The takeaway: for code generation, the natural implementation entropy (loop vs comprehension, this idiom vs that one) completely swamps any topical structure. There is no clever surface-level prefilter waiting to be discovered. If you want a signal, you have to actually reason about semantic equivalence, which means you need a model in the loop. That's why the judge arms exist and the free arms don't work.

Honest caveats

  • One benchmark. This is HumanEval only. Code generation has unusually high implementation entropy, which is exactly why surface signals fail here; the picture might look different on multiple-choice reasoning (BBH, MMLU-Pro), where "agreement" is easier to define. Generality is the next thing to test.
  • n = 64. The pass-rate differences (61 vs 62 vs 63 of 64) are well within noise. We're claiming the arms are statistically equal on accuracy, and that the cost difference is the real result, not that one arm is more correct.
  • Latency. The local judge ran at 86 seconds mean wall-time per task on a CPU-only ARM box.

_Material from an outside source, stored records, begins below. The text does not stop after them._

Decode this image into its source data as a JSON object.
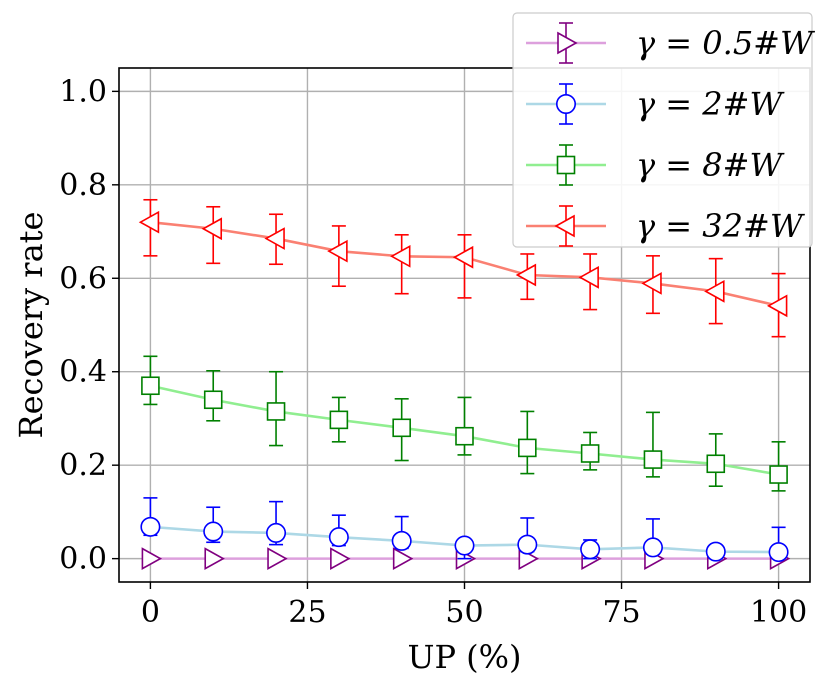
{
  "chart_data": {
    "type": "line",
    "title": "",
    "xlabel": "UP (%)",
    "ylabel": "Recovery rate",
    "xlim": [
      -5,
      105
    ],
    "ylim": [
      -0.05,
      1.05
    ],
    "grid": true,
    "legend_position": "top-right",
    "x": [
      0,
      10,
      20,
      30,
      40,
      50,
      60,
      70,
      80,
      90,
      100
    ],
    "xticks": [
      0,
      25,
      50,
      75,
      100
    ],
    "xtick_labels": [
      "0",
      "25",
      "50",
      "75",
      "100"
    ],
    "yticks": [
      0.0,
      0.2,
      0.4,
      0.6,
      0.8,
      1.0
    ],
    "ytick_labels": [
      "0.0",
      "0.2",
      "0.4",
      "0.6",
      "0.8",
      "1.0"
    ],
    "series": [
      {
        "name": "γ = 0.5#W",
        "marker": "triangle-right",
        "line_color": "#dda0dd",
        "marker_color": "#800080",
        "values": [
          0.0,
          0.0,
          0.0,
          0.0,
          0.0,
          0.0,
          0.0,
          0.0,
          0.0,
          0.0,
          0.0
        ],
        "err_low": [
          0.0,
          0.0,
          0.0,
          0.0,
          0.0,
          0.0,
          0.0,
          0.0,
          0.0,
          0.0,
          0.0
        ],
        "err_high": [
          0.0,
          0.0,
          0.0,
          0.0,
          0.0,
          0.0,
          0.0,
          0.0,
          0.0,
          0.0,
          0.0
        ]
      },
      {
        "name": "γ = 2#W",
        "marker": "circle",
        "line_color": "#add8e6",
        "marker_color": "#0000ff",
        "values": [
          0.068,
          0.058,
          0.055,
          0.046,
          0.038,
          0.028,
          0.03,
          0.02,
          0.024,
          0.015,
          0.014
        ],
        "err_low": [
          0.05,
          0.035,
          0.03,
          0.028,
          0.022,
          0.0,
          0.015,
          0.0,
          0.01,
          0.0,
          0.0
        ],
        "err_high": [
          0.13,
          0.11,
          0.122,
          0.093,
          0.09,
          0.03,
          0.087,
          0.04,
          0.085,
          0.018,
          0.067
        ]
      },
      {
        "name": "γ = 8#W",
        "marker": "square",
        "line_color": "#90ee90",
        "marker_color": "#008000",
        "values": [
          0.37,
          0.34,
          0.315,
          0.297,
          0.28,
          0.262,
          0.237,
          0.225,
          0.212,
          0.203,
          0.18
        ],
        "err_low": [
          0.33,
          0.295,
          0.242,
          0.25,
          0.21,
          0.222,
          0.182,
          0.19,
          0.175,
          0.155,
          0.145
        ],
        "err_high": [
          0.433,
          0.402,
          0.4,
          0.345,
          0.342,
          0.345,
          0.315,
          0.27,
          0.313,
          0.267,
          0.25
        ]
      },
      {
        "name": "γ = 32#W",
        "marker": "triangle-left",
        "line_color": "#fa8072",
        "marker_color": "#ff0000",
        "values": [
          0.72,
          0.706,
          0.685,
          0.658,
          0.647,
          0.645,
          0.607,
          0.602,
          0.589,
          0.572,
          0.541
        ],
        "err_low": [
          0.648,
          0.632,
          0.63,
          0.583,
          0.567,
          0.558,
          0.555,
          0.533,
          0.525,
          0.503,
          0.475
        ],
        "err_high": [
          0.768,
          0.753,
          0.737,
          0.712,
          0.693,
          0.693,
          0.652,
          0.652,
          0.648,
          0.642,
          0.61
        ]
      }
    ]
  }
}
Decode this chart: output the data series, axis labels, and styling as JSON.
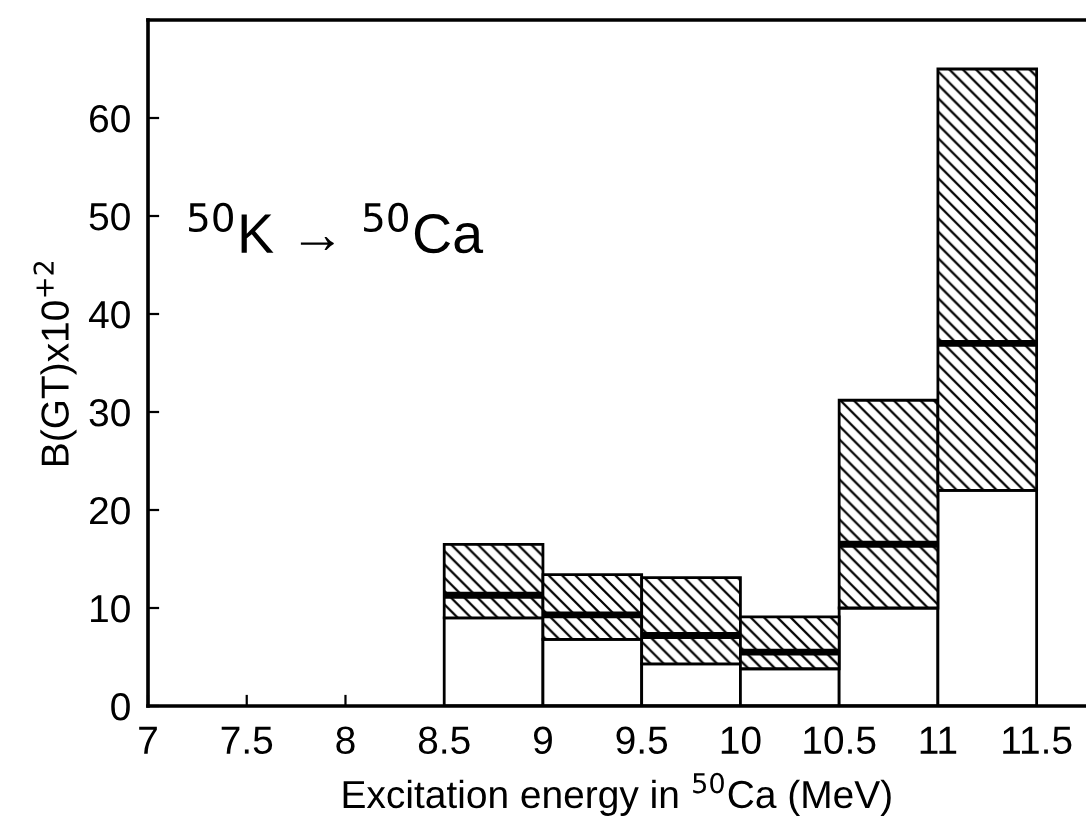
{
  "chart_data": {
    "type": "bar",
    "xlabel": "Excitation energy in $^{50}$Ca (MeV)",
    "ylabel": "B(GT)x10$^{+2}$",
    "annotations": [
      "$^{50}$K → $^{50}$Ca"
    ],
    "x": [
      8.75,
      9.25,
      9.75,
      10.25,
      10.75,
      11.25
    ],
    "stacked": true,
    "series": [
      {
        "color": "#ffffff",
        "values": [
          9,
          6.8,
          4.3,
          3.8,
          10,
          22
        ]
      },
      {
        "color": "#000000",
        "values": [
          7.5,
          6.6,
          8.8,
          5.3,
          21.2,
          43
        ]
      },
      {
        "type": "line",
        "color": "#000000",
        "x": [
          8.5,
          9
        ],
        "values": [
          11.3,
          11.3
        ]
      },
      {
        "type": "line",
        "color": "#000000",
        "x": [
          9,
          9.5
        ],
        "values": [
          9.3,
          9.3
        ]
      },
      {
        "type": "line",
        "color": "#000000",
        "x": [
          9.5,
          10
        ],
        "values": [
          7.2,
          7.2
        ]
      },
      {
        "type": "line",
        "color": "#000000",
        "x": [
          10,
          10.5
        ],
        "values": [
          5.5,
          5.5
        ]
      },
      {
        "type": "line",
        "color": "#000000",
        "x": [
          10.5,
          11
        ],
        "values": [
          16.5,
          16.5
        ]
      },
      {
        "type": "line",
        "color": "#000000",
        "x": [
          11,
          11.5
        ],
        "values": [
          37,
          37
        ]
      }
    ],
    "xlim": [
      7,
      11.75
    ],
    "xticks": [
      7,
      7.5,
      8,
      8.5,
      9,
      9.5,
      10,
      10.5,
      11,
      11.5
    ],
    "ylim": [
      0,
      70
    ],
    "yticks": [
      0,
      10,
      20,
      30,
      40,
      50,
      60
    ],
    "grid": false
  }
}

That's an infrastructure artifact (a GPU erases it); the cost result is what the thesis rests on, and cost is unaffected by how slow the free local call is.
  • Pricing risk. The whole economic case assumes the tier gap stays around 3x. We frame the contribution as a technique whose economics depend on the tier gap, not as a claim about any specific price.

Where this goes

The clean version of the finding: you can route LLM requests near-optimally without training a router, by checking the cheap model against itself, as long as the agreement check is done by an independent model rather than the same family.

Next on the list: test whether the signal-quality ordering holds on non-code benchmarks, probe whether semantic persona axes (edge-case-hunter vs happy-path-implementer) beat the stylistic ones we used, and push on whether an even cheaper independent judge can hold the 94% alignment. If the cross-family effect generalizes, the practical advice writes itself: don't reach for a bigger judge, reach for a different one.

Echo is an open research project. The harness, every per-call result as replayable JSONL, and the full four-sweep writeup live in the echo repo on GitHub.